Ferhat Mehenni en est l’exemple vivant, lui dont l’engagement politique est indissociable de la musique et de la poésie. Son compte YouTube en est le parfait reflet. On y trouve ses anciens albums, des chansons plus récentes aussi, car l’homme n’a jamais cessé de chanter ni de composer, des chroniques musicales dans lesquelles il raconte la genèse de ses chansons et déroule le fil de sa vie dans un effet de mise en abyme, et enfin, des plaidoyers politiques adressés aux Kabyles… Politique et musique, chez cet homme, les deux sont indissociables, et c’est ce qui rend son discours d’autant plus intéressant, percutant mais surtout redoutable pour certains. «Le maquisard de la chanson engagée», c’est d’ailleurs ainsi que le surnommait le célèbre écrivain et dramaturge algérien Kateb Yacine.
L’enfant de Kabylie
Pour mieux comprendre dans quel bois est forgé cet homme qui fait trembler le régime d’Alger sans pour autant vaciller lui-même, il faut remonter à son enfance et aux circonstances de la vie qui ont fait de lui ce qu’il est aujourd’hui.

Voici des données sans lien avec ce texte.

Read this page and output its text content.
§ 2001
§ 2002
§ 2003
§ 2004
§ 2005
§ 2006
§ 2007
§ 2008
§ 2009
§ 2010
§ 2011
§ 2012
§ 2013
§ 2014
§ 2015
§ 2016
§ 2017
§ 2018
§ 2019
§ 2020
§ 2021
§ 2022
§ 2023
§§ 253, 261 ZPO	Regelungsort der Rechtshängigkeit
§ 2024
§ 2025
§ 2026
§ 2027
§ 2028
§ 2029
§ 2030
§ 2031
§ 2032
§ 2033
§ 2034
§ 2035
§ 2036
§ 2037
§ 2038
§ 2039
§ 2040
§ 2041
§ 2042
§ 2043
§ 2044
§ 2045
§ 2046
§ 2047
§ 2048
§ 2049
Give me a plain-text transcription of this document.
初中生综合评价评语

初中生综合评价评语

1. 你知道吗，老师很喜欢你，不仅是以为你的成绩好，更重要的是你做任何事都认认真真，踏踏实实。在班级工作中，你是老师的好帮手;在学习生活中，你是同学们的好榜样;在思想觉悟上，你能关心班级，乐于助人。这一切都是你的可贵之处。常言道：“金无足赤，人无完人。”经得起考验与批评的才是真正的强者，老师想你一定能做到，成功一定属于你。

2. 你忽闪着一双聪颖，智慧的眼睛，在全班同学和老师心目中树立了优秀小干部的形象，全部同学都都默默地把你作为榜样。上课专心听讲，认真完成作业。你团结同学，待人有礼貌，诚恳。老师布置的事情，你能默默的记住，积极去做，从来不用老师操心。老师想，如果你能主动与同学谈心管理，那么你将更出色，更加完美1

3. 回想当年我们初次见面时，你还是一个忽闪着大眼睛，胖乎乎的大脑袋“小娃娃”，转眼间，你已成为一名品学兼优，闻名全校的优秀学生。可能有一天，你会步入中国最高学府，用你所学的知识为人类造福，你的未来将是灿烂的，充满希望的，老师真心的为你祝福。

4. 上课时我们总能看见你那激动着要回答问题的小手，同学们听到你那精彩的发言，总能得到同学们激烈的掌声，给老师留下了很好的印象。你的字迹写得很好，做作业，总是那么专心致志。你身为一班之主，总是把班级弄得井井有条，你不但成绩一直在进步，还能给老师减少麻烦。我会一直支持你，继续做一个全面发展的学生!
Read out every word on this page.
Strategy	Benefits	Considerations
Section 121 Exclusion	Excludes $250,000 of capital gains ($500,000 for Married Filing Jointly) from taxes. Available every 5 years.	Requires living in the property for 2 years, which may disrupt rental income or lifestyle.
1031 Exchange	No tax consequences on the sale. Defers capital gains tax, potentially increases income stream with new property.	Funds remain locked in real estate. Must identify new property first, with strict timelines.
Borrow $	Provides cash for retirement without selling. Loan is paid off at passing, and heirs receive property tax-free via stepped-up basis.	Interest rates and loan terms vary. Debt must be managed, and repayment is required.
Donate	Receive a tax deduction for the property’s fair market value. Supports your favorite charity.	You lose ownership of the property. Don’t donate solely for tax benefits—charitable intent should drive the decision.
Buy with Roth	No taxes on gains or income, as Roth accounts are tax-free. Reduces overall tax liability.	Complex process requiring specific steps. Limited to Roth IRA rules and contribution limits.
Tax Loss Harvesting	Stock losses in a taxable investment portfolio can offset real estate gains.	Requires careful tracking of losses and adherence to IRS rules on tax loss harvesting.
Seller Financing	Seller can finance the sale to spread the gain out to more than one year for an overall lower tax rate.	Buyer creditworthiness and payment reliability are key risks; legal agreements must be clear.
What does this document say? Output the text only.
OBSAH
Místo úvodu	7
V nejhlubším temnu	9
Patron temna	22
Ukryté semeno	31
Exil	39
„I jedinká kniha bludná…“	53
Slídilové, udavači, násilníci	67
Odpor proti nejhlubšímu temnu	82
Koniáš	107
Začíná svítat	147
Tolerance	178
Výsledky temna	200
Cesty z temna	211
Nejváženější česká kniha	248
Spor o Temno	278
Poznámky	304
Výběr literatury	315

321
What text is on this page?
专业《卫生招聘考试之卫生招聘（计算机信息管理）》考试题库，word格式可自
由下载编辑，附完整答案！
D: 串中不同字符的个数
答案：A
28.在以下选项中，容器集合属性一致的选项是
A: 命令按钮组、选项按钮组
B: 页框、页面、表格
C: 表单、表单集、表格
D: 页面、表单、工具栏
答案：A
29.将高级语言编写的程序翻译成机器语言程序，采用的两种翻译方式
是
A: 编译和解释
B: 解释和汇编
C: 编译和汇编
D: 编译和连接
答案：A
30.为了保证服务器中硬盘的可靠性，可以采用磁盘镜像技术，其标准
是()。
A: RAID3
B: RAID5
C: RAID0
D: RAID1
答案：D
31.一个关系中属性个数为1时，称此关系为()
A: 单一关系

Inutile de chercher sur Wikipédia: la plateforme numérique prétendument pédagogique est depuis longtemps le terrain de jeu préféré des mouches électroniques du régime d’Alger, qui y répandent les récits officiels et s’appliquent à effacer toute trace des opposants à cette propagande. Ainsi, sans surprise, on ne trouvera absolument rien dans la biographie de Ferhat Mehenni, à peine quelques mots sur son engagement politique. À croire que cet homme est insignifiant, alors qu’il s’apprête à bouleverser l’histoire de son pays après la déclaration de l’indépendance de la Kabylie le 14 décembre, à Paris, et en prenant la présidence.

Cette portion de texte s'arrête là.